The goals of the gaggle
While the West Wing’s briefing room is staid and serious, with banks of cameras and high-octane stage lights illuminating an elevated lectern from which Carney looks down on the White House press, on Air Force One, the gaggle is little more than a klatch in the aisle of the press cabin. The reporters all stand shoulder to shoulder, and Carney and Psaki appear in the forward doorway, typically moments after takeoff. Reporters hop out of their seats, turn on their voice recorders and scrunch in close.
One reason for the intimacy is to overcome the noise of the Boeing 747’s giant engines, but another is to help brace against the jostling of the flights, which feel remarkably bumpy at the back of the plane. During the gaggle, reporters clutch seat backs, the wall, even one another to stay upright. And more than a few gaggles have lasted all the way through landing.
“Hang on, guys,” Carney exclaimed on a recent trip to Virginia Beach after noticing the runway through the window.
“Okay, no one has fallen,” Psaki added as the airplane landed.

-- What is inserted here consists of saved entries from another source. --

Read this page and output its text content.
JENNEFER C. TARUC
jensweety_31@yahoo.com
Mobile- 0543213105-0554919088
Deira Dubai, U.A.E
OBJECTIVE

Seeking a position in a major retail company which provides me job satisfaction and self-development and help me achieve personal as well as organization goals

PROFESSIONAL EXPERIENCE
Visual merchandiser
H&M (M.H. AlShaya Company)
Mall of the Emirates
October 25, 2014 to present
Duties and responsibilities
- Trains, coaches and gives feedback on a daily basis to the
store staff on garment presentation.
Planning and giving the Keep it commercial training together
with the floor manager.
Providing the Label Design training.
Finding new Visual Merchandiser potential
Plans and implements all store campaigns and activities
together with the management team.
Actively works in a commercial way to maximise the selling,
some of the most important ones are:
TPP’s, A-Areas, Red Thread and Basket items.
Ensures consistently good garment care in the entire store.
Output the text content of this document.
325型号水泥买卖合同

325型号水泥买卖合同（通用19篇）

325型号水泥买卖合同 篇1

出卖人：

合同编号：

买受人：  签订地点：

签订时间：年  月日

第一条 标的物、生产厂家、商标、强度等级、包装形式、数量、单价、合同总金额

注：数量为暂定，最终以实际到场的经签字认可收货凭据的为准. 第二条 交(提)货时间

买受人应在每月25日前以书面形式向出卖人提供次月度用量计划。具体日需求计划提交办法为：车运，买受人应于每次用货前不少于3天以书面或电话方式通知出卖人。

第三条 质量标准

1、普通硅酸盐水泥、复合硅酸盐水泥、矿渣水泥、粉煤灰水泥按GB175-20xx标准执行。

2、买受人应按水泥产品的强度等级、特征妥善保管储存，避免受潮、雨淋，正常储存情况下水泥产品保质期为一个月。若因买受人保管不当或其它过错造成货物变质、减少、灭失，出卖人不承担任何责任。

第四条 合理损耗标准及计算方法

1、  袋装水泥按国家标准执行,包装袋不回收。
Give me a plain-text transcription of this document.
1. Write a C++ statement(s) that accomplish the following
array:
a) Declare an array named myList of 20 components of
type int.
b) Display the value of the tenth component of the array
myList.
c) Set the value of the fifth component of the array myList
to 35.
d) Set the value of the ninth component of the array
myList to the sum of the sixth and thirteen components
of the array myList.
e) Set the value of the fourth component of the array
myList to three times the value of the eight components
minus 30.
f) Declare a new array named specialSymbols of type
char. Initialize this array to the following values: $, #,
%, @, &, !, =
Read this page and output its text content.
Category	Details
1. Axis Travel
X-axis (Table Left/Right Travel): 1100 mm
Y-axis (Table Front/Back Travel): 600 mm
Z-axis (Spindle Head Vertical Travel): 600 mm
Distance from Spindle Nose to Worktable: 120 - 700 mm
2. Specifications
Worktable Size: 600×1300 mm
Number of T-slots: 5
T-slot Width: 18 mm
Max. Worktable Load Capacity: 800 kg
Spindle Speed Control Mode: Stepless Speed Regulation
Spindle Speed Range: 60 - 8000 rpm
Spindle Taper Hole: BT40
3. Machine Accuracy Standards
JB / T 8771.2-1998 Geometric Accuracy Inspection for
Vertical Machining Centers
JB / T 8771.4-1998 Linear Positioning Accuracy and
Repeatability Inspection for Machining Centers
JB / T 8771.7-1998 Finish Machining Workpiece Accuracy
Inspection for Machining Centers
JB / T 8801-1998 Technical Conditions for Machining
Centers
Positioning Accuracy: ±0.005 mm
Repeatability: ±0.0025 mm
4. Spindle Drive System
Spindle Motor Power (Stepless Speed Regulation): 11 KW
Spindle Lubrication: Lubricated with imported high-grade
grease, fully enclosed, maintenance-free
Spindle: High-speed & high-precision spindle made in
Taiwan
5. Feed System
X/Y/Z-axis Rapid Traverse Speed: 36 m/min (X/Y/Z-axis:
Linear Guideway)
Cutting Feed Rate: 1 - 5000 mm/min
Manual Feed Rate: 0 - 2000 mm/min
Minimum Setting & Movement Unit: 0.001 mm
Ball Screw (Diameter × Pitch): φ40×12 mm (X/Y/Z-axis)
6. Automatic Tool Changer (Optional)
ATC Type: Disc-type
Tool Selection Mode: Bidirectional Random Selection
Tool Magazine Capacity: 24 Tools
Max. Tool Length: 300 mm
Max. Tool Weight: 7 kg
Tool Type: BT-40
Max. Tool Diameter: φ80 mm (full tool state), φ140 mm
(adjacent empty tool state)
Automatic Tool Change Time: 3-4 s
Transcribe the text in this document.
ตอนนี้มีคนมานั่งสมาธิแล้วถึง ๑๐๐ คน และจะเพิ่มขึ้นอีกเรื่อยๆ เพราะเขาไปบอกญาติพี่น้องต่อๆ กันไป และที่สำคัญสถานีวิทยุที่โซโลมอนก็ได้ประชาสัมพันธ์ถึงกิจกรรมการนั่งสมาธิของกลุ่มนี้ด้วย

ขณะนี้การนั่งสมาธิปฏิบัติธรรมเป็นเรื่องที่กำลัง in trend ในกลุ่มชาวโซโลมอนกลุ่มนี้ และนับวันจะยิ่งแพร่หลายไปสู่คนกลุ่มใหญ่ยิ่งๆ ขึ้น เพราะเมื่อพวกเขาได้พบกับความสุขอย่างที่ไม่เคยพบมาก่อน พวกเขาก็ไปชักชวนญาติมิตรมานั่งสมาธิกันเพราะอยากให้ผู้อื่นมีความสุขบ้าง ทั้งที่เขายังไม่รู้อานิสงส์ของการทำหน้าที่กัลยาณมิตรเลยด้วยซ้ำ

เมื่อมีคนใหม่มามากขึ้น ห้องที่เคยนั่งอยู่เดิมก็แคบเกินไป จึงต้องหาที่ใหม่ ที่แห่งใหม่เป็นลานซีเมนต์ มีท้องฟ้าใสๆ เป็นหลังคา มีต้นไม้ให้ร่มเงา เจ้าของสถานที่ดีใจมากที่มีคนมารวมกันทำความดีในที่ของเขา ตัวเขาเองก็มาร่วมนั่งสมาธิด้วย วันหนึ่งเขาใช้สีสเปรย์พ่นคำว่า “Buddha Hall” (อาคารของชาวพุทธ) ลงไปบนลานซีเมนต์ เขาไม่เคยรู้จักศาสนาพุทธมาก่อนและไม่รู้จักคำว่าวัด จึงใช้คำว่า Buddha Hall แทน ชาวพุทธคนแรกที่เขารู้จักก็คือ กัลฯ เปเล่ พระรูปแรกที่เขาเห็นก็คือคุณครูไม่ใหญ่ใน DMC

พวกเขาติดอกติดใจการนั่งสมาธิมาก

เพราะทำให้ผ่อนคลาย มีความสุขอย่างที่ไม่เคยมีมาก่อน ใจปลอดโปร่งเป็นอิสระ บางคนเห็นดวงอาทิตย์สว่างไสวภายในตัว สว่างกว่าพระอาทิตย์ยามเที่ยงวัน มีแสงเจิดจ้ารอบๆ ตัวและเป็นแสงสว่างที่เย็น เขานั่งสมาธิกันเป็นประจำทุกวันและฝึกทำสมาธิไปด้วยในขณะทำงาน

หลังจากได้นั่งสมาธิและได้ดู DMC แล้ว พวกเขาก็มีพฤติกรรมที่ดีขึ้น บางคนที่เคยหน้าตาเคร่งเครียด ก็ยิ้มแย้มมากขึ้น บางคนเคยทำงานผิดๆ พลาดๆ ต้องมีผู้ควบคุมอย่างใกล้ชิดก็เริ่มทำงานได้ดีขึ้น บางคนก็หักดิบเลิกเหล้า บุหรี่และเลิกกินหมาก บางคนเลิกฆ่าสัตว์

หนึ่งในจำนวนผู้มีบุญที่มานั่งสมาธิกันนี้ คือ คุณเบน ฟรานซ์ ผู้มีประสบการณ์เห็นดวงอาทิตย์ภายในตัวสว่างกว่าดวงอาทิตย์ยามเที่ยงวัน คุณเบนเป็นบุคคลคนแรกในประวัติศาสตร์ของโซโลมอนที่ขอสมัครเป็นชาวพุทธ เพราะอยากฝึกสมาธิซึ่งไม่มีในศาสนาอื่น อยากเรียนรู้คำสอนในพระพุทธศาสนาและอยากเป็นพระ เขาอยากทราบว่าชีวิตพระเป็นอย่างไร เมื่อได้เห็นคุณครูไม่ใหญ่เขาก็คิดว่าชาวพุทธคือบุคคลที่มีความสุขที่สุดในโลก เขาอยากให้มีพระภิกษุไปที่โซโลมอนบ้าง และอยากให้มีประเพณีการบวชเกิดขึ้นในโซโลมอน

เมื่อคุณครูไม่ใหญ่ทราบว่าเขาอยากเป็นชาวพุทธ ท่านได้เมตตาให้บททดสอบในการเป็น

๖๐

Perhaps that informality has emboldened Psaki to showcase her personality. But it hasn’t always come out the way she’d hoped. During one gaggle — this one on the ground in Nevada, where Obama was preparing for his first debate — she was asked what else the president was doing with his time. Her answer landed with a thud:
“Well, I know this may surprise you. I’m not spending time with him in his room at 11 p.m.”
The goal of the joint gaggle, spelled out by the White House as a legal precaution, is to show that the administration is focused on the business of governing — and that the campaign is a separate enterprise. It’s not an unprecedented setup: Bill Clinton installed a campaign spokesman, Joe Lockhart, alongside his official press secretary, Mike McCurry, in 1996. George W. Bush did the same eight years ago, when campaign representatives Nicolle Wallace or Scott Stanzel shared the aisle with White House press secretary Scott McClellan.
Nonetheless, the “clear lines of distinction” seem less clear this time around. Wallace recalls holding her campaign press availabilities on the ground, not on Air Force One, for the sake of appearances. She can’t recall McClellan ever commenting on a John Kerry ad — something Carney does occasionally “as a matter of policy.” On one such occasion, Carney defended his remarks about an ad accusing Obama of rolling back welfare reform: “It is absolutely incumbent upon me, as the president’s spokesman on matters of policy, to push back against blatant falsehoods like that.”
There’s no legal requirement to separate the functions of the campaign from the White House. Unlike independent committees, which are forbidden to coordinate with the candidate they support, advisers at campaign headquarters in Chicago talk daily to the White House brain trust to be sure that everyone is in sync.
Listen closely, and it’s clear that Carney and Psaki are often saying the same thing.